Organizations that are subject to these laws must put mechanisms in place to ensure that data is used appropriately and that consumers can exercise their rights with ease.  

Data residency and sovereignty requirements can have implications for artificial intelligence (AI) and machine learning (ML) workloads.

Some nations restrict certain uses of AI on certain types of data. For example, the EU AI Act prohibits things such as social scoring systems and AI systems that exploit certain vulnerabilities, such as vulnerabilities due to age or disability.

Moreover, few organizations today build their own AI models from scratch. Many use AI systems from third-party providers, hosted in the cloud. These systems can introduce the same complexities as other cloud services.

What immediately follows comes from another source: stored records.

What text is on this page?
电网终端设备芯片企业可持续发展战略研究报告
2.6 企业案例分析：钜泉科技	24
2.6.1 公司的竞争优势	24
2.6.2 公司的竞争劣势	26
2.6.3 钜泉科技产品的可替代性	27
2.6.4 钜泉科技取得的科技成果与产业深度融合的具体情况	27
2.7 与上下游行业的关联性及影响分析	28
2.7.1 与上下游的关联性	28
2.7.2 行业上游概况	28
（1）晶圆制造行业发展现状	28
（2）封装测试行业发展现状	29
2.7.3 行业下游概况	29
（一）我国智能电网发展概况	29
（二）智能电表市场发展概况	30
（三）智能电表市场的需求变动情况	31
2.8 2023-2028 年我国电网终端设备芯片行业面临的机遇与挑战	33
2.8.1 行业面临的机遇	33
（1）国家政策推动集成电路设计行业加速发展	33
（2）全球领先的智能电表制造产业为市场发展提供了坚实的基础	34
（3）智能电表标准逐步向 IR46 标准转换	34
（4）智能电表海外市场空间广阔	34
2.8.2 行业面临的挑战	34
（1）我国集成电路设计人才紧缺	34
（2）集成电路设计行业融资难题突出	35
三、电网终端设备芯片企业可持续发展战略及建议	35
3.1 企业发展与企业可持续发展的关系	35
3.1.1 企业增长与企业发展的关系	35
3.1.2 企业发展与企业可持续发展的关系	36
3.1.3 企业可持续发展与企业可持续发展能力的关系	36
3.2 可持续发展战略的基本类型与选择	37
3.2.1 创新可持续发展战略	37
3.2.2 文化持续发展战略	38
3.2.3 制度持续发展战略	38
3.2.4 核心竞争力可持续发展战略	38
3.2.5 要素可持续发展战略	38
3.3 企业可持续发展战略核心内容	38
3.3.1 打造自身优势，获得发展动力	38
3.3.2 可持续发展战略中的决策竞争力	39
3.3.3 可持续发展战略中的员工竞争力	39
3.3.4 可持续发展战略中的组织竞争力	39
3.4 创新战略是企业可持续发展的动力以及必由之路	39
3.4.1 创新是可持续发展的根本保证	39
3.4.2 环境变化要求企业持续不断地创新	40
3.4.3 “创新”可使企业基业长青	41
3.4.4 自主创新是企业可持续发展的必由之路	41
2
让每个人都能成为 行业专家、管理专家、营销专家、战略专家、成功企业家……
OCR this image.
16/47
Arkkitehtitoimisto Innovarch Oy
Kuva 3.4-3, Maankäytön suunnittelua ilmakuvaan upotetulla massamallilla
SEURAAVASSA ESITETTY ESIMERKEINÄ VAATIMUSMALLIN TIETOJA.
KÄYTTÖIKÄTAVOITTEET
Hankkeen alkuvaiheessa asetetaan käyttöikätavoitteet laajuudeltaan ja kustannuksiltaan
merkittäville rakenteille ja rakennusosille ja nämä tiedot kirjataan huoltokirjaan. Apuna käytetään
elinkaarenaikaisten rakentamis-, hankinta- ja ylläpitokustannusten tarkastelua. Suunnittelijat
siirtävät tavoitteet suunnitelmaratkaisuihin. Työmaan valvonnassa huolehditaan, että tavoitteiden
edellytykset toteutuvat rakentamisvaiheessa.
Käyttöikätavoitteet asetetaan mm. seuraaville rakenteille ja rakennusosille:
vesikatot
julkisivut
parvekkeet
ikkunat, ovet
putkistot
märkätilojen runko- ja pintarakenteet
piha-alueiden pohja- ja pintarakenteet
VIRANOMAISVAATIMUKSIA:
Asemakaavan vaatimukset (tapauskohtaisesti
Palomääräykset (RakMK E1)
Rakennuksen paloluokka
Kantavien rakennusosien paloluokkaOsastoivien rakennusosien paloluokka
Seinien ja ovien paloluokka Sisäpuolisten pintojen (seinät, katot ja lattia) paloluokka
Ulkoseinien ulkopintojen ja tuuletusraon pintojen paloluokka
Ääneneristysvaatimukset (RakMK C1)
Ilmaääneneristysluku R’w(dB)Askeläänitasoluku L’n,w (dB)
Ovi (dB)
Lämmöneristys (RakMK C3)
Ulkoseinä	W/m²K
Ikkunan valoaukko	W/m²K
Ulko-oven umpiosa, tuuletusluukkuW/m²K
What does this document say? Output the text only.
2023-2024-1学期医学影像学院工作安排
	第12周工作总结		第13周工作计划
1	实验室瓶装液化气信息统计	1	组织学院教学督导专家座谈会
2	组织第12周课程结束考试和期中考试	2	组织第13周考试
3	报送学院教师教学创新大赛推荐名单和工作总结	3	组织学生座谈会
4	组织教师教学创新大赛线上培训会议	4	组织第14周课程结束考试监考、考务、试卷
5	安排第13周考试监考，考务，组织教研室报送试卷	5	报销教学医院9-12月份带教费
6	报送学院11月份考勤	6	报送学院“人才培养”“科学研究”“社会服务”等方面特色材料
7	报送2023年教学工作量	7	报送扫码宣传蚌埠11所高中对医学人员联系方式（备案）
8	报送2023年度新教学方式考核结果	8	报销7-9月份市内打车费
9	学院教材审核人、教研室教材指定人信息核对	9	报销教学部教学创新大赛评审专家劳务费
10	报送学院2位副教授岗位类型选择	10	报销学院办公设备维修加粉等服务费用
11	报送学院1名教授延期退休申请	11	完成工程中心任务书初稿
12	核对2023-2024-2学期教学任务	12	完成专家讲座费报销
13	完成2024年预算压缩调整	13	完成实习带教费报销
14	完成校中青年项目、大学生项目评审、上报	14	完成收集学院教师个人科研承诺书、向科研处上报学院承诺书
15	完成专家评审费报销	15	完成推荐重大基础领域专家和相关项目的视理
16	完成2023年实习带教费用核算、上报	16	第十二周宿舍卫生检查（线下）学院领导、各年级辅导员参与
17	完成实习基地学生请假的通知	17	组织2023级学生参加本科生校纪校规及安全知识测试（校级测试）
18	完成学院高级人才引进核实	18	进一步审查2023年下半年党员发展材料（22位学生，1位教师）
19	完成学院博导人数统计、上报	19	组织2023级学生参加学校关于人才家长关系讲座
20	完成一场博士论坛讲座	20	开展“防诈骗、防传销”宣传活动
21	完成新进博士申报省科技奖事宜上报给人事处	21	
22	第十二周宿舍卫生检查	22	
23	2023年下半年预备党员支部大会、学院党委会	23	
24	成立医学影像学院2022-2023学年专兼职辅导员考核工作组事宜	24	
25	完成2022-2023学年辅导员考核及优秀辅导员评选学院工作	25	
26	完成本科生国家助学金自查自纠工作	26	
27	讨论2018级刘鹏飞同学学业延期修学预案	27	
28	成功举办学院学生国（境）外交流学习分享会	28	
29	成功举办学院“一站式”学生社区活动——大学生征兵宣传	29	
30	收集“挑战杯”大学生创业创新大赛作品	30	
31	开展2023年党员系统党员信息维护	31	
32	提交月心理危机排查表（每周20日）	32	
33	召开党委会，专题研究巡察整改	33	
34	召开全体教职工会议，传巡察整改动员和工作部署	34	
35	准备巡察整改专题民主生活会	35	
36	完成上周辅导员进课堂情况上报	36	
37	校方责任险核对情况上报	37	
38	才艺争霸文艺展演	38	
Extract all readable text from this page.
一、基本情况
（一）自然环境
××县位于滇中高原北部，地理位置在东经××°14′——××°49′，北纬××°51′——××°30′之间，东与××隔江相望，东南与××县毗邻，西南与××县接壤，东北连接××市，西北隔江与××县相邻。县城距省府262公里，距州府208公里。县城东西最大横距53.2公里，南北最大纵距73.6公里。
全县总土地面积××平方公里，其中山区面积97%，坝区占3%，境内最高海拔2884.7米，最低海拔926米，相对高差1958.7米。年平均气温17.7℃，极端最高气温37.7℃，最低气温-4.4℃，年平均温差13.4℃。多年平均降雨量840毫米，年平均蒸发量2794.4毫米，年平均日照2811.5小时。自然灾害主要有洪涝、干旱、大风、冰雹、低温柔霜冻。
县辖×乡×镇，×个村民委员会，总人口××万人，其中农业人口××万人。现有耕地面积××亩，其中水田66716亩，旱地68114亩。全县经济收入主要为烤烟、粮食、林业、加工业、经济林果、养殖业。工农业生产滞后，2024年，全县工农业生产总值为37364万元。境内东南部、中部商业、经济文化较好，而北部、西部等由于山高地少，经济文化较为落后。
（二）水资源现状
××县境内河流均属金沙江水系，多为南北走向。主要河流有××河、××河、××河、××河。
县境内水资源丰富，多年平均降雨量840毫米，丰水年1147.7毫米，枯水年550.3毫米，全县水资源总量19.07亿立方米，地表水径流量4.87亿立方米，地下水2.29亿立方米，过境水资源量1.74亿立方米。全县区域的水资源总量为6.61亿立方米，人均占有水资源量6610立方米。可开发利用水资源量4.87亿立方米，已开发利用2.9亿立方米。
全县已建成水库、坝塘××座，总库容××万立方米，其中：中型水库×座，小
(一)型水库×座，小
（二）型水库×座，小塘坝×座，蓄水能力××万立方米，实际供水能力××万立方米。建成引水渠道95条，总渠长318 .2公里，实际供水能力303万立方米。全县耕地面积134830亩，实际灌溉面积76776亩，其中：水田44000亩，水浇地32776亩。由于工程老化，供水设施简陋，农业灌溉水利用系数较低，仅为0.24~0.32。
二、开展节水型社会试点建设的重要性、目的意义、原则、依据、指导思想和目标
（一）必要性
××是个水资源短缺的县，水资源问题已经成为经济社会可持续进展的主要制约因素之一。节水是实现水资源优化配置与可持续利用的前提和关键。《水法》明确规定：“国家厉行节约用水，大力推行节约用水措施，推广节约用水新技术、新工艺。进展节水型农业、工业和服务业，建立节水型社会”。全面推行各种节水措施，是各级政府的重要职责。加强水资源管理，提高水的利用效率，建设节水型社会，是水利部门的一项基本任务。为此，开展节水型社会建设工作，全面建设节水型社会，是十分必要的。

Concerns about safe AI use have led to increasing interest in sovereign AI—that is, the efforts that nations undertake to develop their own AI systems and govern AI within their borders.

AI governance tools can help organizations gain more visibility into and control over how and where AI is deployed in their IT stacks. This increased visibility and control positions organizations to ensure that their AI and ML applications deliver value while complying with relevant regulations.

Disclaimer: The client is responsible for ensuring compliance with all applicable laws and regulations. IBM does not provide legal advice nor represent or warrant that its services or products will ensure that the client is compliant with any law or regulation.